In 1998, a friendship that had lasted twenty-two years finally snapped. In a visit to New York, the old Callie was still evident. I still remember her telling me about the Jon Benet Ramsey case; all I know about it and will ever need to know came from her captivating account. But she was also angry, restless and sad. When I couldn’t agree with her that things only got worse, or validate her darkening views, on my last night there, she threw a tantrum so bad, so personal, that I packed my bags in the middle of the night. She stopped me and we made up, but the reconciliation didn’t stick. We spoke only once after that, in 2001, shortly after the World Trade Center bombings, when I rang to ask if she was OK. She was OK, she said.
I chose to believe that until I learned about her suicide.
Callie Angell looked at the world differently than most. I will never know what she saw in Warhol, but I was lucky enough to know what she saw in many other things. No matter the event, when something happened, anyone who knew her would always thirst for her take, the Callie take.

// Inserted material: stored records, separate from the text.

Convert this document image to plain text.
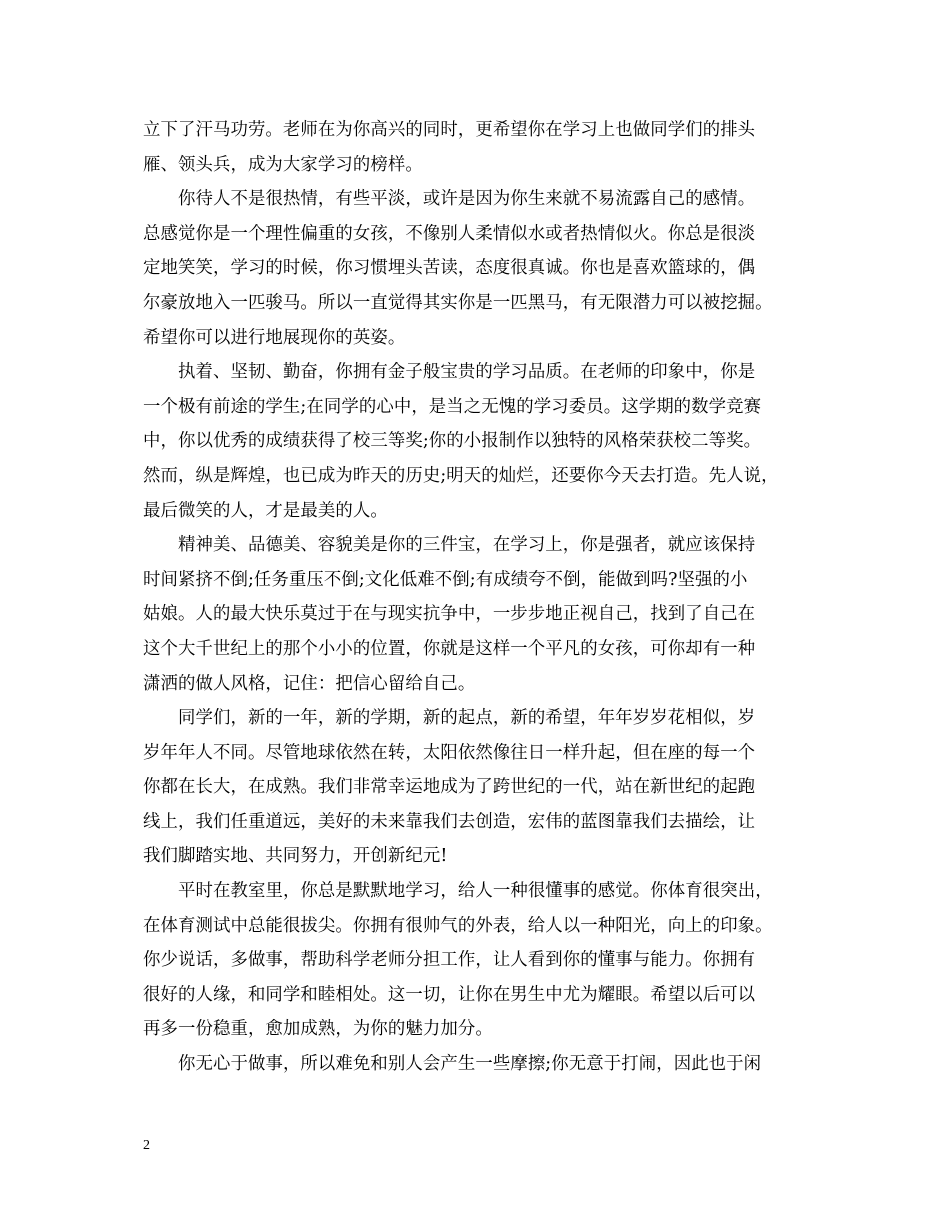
立下了汗马功劳。老师在为你高兴的同时，更希望你在学习上也做同学们的排头
雁、领头兵，成为大家学习的榜样。
你待人不是很热情，有些平淡，或许是因为你生来就不易流露自己的感情。
总感觉你是一个理性偏重的女孩，不像别人柔情似水或者热情似火。你总是很淡
定地笑笑，学习的时候，你习惯埋头苦读，态度很真诚。你也是喜欢篮球的，偶
尔豪放地入一匹骏马。所以一直觉得其实你是一匹黑马，有无限潜力可以被挖掘。
希望你可以进行地展现你的英姿。
执着、坚韧、勤奋，你拥有金子般宝贵的学习品质。在老师的印象中，你是
一个极有前途的学生;在同学的心中，是当之无愧的学习委员。这学期的数学竞赛
中，你以优秀的成绩获得了校三等奖;你的小报制作以独特的风格荣获校二等奖。
然而，纵是辉煌，也已成为昨天的历史;明天的灿烂，还要你今天去打造。先人说，
最后微笑的人，才是最美的人。
精神美、品德美、容貌美是你的三件宝，在学习上，你是强者，就应该保持
时间紧挤不倒;任务重压不倒;文化低难不倒;有成绩夸不倒，能做到吗?坚强的小
姑娘。人的最大快乐莫过于在与现实抗争中，一步步地正视自己，找到了自己在
这个大千世纪上的那个小小的位置，你就是这样一个平凡的女孩，可你却有一种
潇洒的做人风格，记住：把信心留给自己。
同学们，新的一年，新的学期，新的起点，新的希望，年年岁岁花相似，岁
岁年年人不同。尽管地球依然在转，太阳依然像往日一样升起，但在座的每一个
你都在长大，在成熟。我们非常幸运地成为了跨世纪的一代，站在新世纪的起跑
线上，我们任重道远，美好的未来靠我们去创造，宏伟的蓝图靠我们去描绘，让
我们脚踏实地、共同努力，开创新纪元!
平时在教室里，你总是默默地学习，给人一种很懂事的感觉。你体育很突出，
在体育测试中总能很拔尖。你拥有很帅气的外表，给人以一种阳光，向上的印象。
你少说话，多做事，帮助科学老师分担工作，让人看到你的懂事与能力。你拥有
很好的人缘，和同学和睦相处。这一切，让你在男生中尤为耀眼。希望以后可以
再多一份稳重，愈加成熟，为你的魅力加分。
你无心于做事，所以难免和别人会产生一些摩擦;你无意于打闹，因此也于闲
2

* Warholstars.org pays tribute to Callie and offers links to other obituaries and remembrances.
**At my behest, sometime in the mid-seventies, Ondine brought his copy of Chelsea Girls to the University of Maryland for a showing. He arrived with his then partner, Roger Jacoby. At the time, openly gay couples were rarely if ever seen in Prince George’s County, Maryland and would have had compelling reasons to fear for their lives. My roommates and I were awestruck. The screening did not go well, and would have been a disaster had, after the crowd yelled, “You suck!”, Ondine not yelled back, “Thank you! Do you?” His wit and ready refunds disarmed the worst bullies. As a kind of twofer, we had also arranged for Roger to give a film class the next day. There was no money for a hotel, so I gave my bedroom in a shared student house to Ondine and Roger. Ondine, revved up on speed and vodka, found a Jakob Burkhardt text, read all night and spent the next day extolling medieval iconography while he, Roger and Roger’s three or so students rode around College Park filming the town’s formidable continuum of strip malls and whatever strayed into their path. I have no idea what happened to the footage. I saw Ondine one other time, at a cinematheque in New York, for a showing of one of Roger’s films. He arrived wearing a cape and dominated the event. We probably spoke — I’m sure that he was as polite as a Sheridan Whiteside figure could be after being followed back to New York by an awe-struck provincial.